Ocklawaha River, Florida

The 30 September 1968 completion of Rodman Dam caused the loss of 21 river miles of free-flowing riverine ecosystem. Florida's peninsula was blessed by the Creator with thousands of lakes but very few swift-flowing streams of any considerable length. The 'pre-Rodman Dam' 56-mile long 'Silver-Ocklawaha River' was unique in this state by virtue of having one of the world's greatest-flow 1st magnitude artesian spring groups (73 degree F Silver Springs) as its supreme headwaters with unimpeded access for fish and other aquatic life--located more than 50 miles above tidewater influence.

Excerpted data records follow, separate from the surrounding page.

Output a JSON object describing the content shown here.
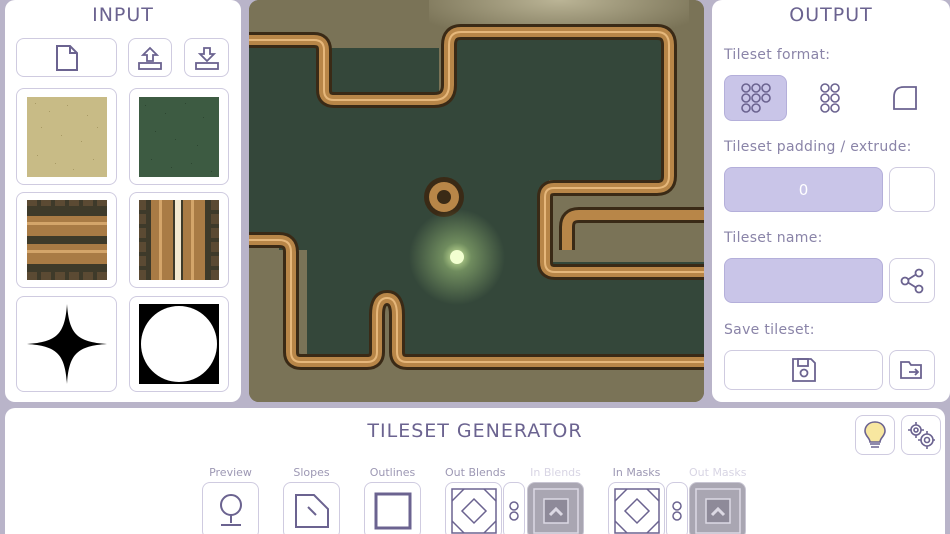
{
  "input": {
    "title": "INPUT",
    "buttons": {
      "new": "new-file",
      "import": "import",
      "export": "export"
    },
    "tiles": [
      "sand-texture",
      "grass-texture",
      "brick-horizontal",
      "brick-vertical",
      "star-shape",
      "circle-shape"
    ]
  },
  "output": {
    "title": "OUTPUT",
    "format_label": "Tileset format:",
    "padding_label": "Tileset padding / extrude:",
    "padding_value": "0",
    "name_label": "Tileset name:",
    "name_value": "",
    "save_label": "Save tileset:"
  },
  "generator": {
    "title": "TILESET GENERATOR",
    "tools": [
      {
        "label": "Preview"
      },
      {
        "label": "Slopes"
      },
      {
        "label": "Outlines"
      },
      {
        "label": "Out Blends"
      },
      {
        "label": "In Blends"
      },
      {
        "label": "In Masks"
      },
      {
        "label": "Out Masks"
      }
    ]
  },
  "colors": {
    "accent": "#6b6390",
    "field": "#c9c5e8",
    "sand": "#c8bb86",
    "grass": "#3d5b42",
    "wood": "#a97b45"
  }
}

So, what did they build that

So, what did they build that one for?

Ocklawaha River striped bass fishing back in 1955

Read this Fred Langworthy report that appeared in the Daytona Beach Sunday News-Journal newspaper (28 August 1955, page 14):
http://news.google.com/newspapers?id=kYUfAAAAIBAJ&sjid=qswEAAAAIBAJ&pg=1...

Striped Bass of the Ocklawaha River, Florida

Largemouth bass exist and naturally reproduce in all of Florida's 67 counties. Trophy largemouth bass (10-lbs and over) are caught from time to time statewide.

Striped bass, however, have a completely different life history. Back in 1961 fishery biologists determined that only two river systems in Florida--the Apalachicola-Chipola and the St. Johns-Ocklawaha--contained naturally reproducing stocks of native striped bass. Stripers in Florida are riverine fish which require about 50 miles of cool, free and swift-flowing large streams for successful spawning. Adult striped bass, which can weigh beyond 30 lbs, also require closeby access to water temperatures no greater than 80 F (such as artesian springs). Rodman Dam reduced the spring-fed, swift-flowing Ocklawaha River upstream from the tidal St. Johns River estuary to a length unsuitable for striper spawning. Since 1970 the St. Johns River basin has been stocked with hatchery produced striped bass. No other tributary streams of the St. Johns River meet the stripers' strict spawning requirements.